John Pinette, the head of communications for Facebook’s parent company Meta has left the position after serving for more than two years.
He announced his departure in an email to his employees on Friday 7 January, adding “I know the team will continue to thrive as you do some of the most important – and most difficult – work in communications,” according to the Wall Street Journal.
Pinette handled the company’s external communications since joining in 2019, after serving as vice president of marketing and communications for Vulcan, a private company owned by the late Microsoft co-founder Paul Allen. He also previously worked in communications with Microsoft and led communications for Google in Asia.

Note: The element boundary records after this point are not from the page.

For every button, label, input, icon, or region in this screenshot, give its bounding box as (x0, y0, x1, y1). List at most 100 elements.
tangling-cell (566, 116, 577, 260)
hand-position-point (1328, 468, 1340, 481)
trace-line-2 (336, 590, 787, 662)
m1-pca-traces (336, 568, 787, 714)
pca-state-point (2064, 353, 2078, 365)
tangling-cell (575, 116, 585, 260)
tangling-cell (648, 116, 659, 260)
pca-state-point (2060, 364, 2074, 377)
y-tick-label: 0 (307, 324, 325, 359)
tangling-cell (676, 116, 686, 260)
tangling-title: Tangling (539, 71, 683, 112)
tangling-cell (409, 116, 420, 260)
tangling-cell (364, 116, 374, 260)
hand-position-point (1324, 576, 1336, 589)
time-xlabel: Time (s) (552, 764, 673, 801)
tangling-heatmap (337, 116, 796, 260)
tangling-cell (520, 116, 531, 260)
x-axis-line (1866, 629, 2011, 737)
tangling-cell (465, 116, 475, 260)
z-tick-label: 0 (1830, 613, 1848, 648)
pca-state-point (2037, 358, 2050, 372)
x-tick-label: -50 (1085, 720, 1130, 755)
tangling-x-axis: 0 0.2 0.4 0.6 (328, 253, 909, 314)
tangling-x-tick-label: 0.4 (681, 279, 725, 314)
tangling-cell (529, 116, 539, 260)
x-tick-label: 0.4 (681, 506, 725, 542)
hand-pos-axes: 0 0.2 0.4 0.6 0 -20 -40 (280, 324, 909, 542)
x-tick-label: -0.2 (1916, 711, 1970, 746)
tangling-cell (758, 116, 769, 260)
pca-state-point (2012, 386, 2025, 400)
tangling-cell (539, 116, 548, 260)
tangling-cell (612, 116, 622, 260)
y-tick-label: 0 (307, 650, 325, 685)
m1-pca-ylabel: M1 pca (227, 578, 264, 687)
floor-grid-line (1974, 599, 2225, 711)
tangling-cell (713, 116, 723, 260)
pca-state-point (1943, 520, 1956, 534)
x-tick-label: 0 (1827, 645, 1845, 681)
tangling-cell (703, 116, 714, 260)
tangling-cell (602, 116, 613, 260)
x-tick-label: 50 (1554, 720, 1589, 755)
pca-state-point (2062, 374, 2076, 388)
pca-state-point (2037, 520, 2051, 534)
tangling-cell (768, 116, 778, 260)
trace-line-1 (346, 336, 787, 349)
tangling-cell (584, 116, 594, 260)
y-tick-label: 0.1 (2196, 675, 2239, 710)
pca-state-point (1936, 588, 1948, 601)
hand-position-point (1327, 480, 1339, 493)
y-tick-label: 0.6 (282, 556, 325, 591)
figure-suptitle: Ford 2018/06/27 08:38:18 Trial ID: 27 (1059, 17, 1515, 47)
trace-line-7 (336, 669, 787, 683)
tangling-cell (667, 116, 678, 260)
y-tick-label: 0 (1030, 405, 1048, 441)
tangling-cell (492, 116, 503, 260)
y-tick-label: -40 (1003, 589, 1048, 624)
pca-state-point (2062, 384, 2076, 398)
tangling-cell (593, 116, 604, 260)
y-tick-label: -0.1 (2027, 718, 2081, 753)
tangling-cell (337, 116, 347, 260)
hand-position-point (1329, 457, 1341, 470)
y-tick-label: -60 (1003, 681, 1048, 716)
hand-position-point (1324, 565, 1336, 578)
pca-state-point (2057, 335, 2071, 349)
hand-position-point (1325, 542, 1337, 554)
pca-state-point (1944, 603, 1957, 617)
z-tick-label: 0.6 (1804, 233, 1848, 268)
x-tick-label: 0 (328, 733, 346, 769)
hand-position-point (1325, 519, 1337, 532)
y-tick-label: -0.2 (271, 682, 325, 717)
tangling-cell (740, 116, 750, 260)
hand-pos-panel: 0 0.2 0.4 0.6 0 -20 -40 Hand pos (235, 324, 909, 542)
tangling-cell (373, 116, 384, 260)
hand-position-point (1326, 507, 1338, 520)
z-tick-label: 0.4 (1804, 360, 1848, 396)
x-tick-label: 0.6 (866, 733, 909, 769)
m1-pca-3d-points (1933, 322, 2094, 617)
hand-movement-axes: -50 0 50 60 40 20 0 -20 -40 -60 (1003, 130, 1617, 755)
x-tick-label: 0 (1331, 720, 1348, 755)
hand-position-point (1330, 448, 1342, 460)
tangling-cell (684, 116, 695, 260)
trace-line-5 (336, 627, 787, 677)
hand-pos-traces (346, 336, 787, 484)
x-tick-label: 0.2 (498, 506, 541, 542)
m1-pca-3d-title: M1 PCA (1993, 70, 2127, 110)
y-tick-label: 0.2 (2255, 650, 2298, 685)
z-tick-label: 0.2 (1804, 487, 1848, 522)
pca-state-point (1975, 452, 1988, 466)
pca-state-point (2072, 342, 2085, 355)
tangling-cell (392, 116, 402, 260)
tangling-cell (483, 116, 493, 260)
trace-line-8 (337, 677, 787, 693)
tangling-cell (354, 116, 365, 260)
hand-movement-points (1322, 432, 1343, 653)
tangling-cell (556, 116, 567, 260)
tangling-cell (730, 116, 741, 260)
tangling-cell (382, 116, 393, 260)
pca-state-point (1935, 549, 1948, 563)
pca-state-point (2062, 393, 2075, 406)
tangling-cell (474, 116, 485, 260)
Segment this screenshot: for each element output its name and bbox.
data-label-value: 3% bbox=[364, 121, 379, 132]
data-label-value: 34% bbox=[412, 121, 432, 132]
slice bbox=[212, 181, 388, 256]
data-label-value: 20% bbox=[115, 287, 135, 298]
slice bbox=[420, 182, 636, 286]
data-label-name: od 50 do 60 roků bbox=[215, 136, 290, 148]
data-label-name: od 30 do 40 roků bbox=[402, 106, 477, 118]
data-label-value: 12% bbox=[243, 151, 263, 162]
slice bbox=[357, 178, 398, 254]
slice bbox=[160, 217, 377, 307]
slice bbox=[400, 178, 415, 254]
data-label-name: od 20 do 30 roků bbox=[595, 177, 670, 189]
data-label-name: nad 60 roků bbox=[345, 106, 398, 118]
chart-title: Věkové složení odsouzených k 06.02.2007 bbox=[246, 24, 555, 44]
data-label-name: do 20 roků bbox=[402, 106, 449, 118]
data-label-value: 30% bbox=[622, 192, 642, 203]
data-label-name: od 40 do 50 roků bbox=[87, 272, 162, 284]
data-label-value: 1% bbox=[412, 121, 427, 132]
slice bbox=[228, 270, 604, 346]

Vice president of international communications Chris Norton will now cover the role on an interim basis, a Meta spokesperson told Reuters in a statement.
“John Pinette has left Meta. We are thankful for his positive contributions during an intense and significant time in the company’s history, and we wish him well going forward,” the company added.
The spokesperson did not tell Reuters why Pinette was leaving but cited Meta’s policy of not commenting on personal matters.
Former Facebook director Katie Harbath is the latest former employee speaking out about the impacts social media can have on politics. A day after Pinette’s announcement, Harbath told the Wall Street Journal that social media will likely incubate future political violence unless governments and tech platforms intervene. Harbath also spoke on CNN’s “Reliable Sources” about her old company and its role in democracy.
Facebook, the company that owns platforms including Facebook, Instagram and WhatsApp, rebranded itself as Meta towards the end of 2021 after facing controversy from leaked internal research files being shared by the Wall Street Journal in a project it called the Facebook Files.
In the same week that the company suffered a major global outage, a company whistleblower revealed herself on TV show 60 Minutes and testified before a US Senate subcommittee.
The whistleblower was former Facebook product manager Frances Haugen, who is reported to have copied tens of thousands of internal Facebook documents before leaving the company in May last year.
Speaking at the EU Parliament in November, Haugen praised the proposed Digital Services Act – a proposal to regulate online platforms on issues such as illegal content and algorithms – as a key chance to ‘safeguard democracy’.
This act is due to be voted on this month after a similar proposal, the Digital Markets Act, received overwhelming support from EU lawmakers in December.